The new system, purchased from MorphoTrust and used by sheriff's offices and the Missouri Department of Corrections, starts tracking people the moment they're arrested and booked.
"When someone comes into one of our jails, you get a read back in three seconds that tells you who they are and where they were last," Covington says. Deployed in 55 of the state's 115 counties to date, the system is used by county jails to, for example, identify people, check them in and out for court dates, and make sure medication is delivered to the right person at the right time.
The system will eventually upload iris data to a state repository that will in turn upload the data to the FBI's NGI database. The fact that the system doesn't require touching the individual is an advantage in a prison setting, Covington says, and the technology requires minimal staff training. "The quality of the images is much better now," he says. "And the machines are more user-friendly and more durable. They're cop-proof."

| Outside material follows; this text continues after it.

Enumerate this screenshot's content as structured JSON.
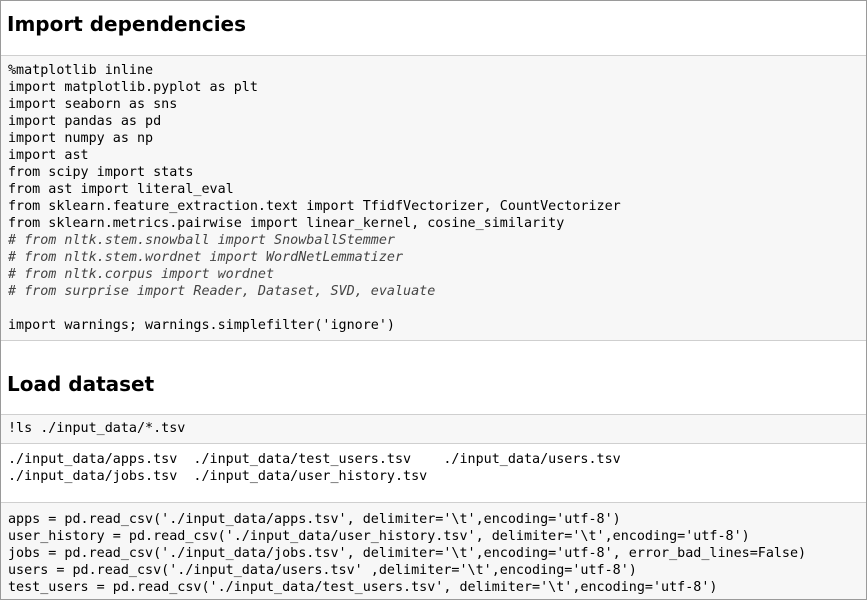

Iris recognition technology is continuing to evolve and outgrow its spy novel image, as is the manner in which users interact -- or don't interact -- with the systems. The technology is moving beyond what HRS's Norman calls a "coerced method of acquisition" -- exemplified by the types of systems historically used at border crossings and in prisons -- to a more social technology. "Social is if I go to a store and take a soda from a machine using a biometric," he says. "We're on the edge of moving into a personalization stage and away from this security/paranoia type of application. That's the next phase."
Hacking the iris
Is iris recognition vulnerable to hacks? While it's technically possible to create scenarios to fool iris recognition systems, Patrick Grother, director of biometric standards and testing at the National Institute of Standards and Technology (NIST), says pulling it off in the real world would be a challenge.
The possibility of spoofing iris recognition systems was addressed during a 2012 Black Hat conference presentation by Javier Galbally. In his talk (summarized in a story on the Electronic Frontier Foundation's website), Galbally argued that iris recognition systems could be fooled by synthetic images that match digital iris codes linked to real irises.
But the process described would require the hacker to steal a template or iris image for the person the hacker wanted to impersonate and then run an iris recognition algorithm against it repeatedly to produce a digital image that would match the eye of the person whose template was stolen, Grother says. "The paper did not address how to [steal] the biometric data or how to then present it to a system successfully," he says.
Another academic researcher, Oleg Komogortsev at Texas State University, argues that it's possible to take a picture of someone's iris from a distance, create a high-resolution printout and successfully present that to an iris recognition system.
Kogortsev advocates for an alternative approach based on tracking eye movements instead of using a still photo of an iris. But Grother says that in addition the cameras themselves have countermeasures designed to detect paper-based photographic images. And under real-world conditions, eye tracking is difficult. For example, pictures often contain reflections from ambient light on the eye, and you get very little detail for people with brown irises, which absorb light. That's why developers of iris recognition systems use specialized cameras designed to use near-infrared illumination instead of natural light, he says.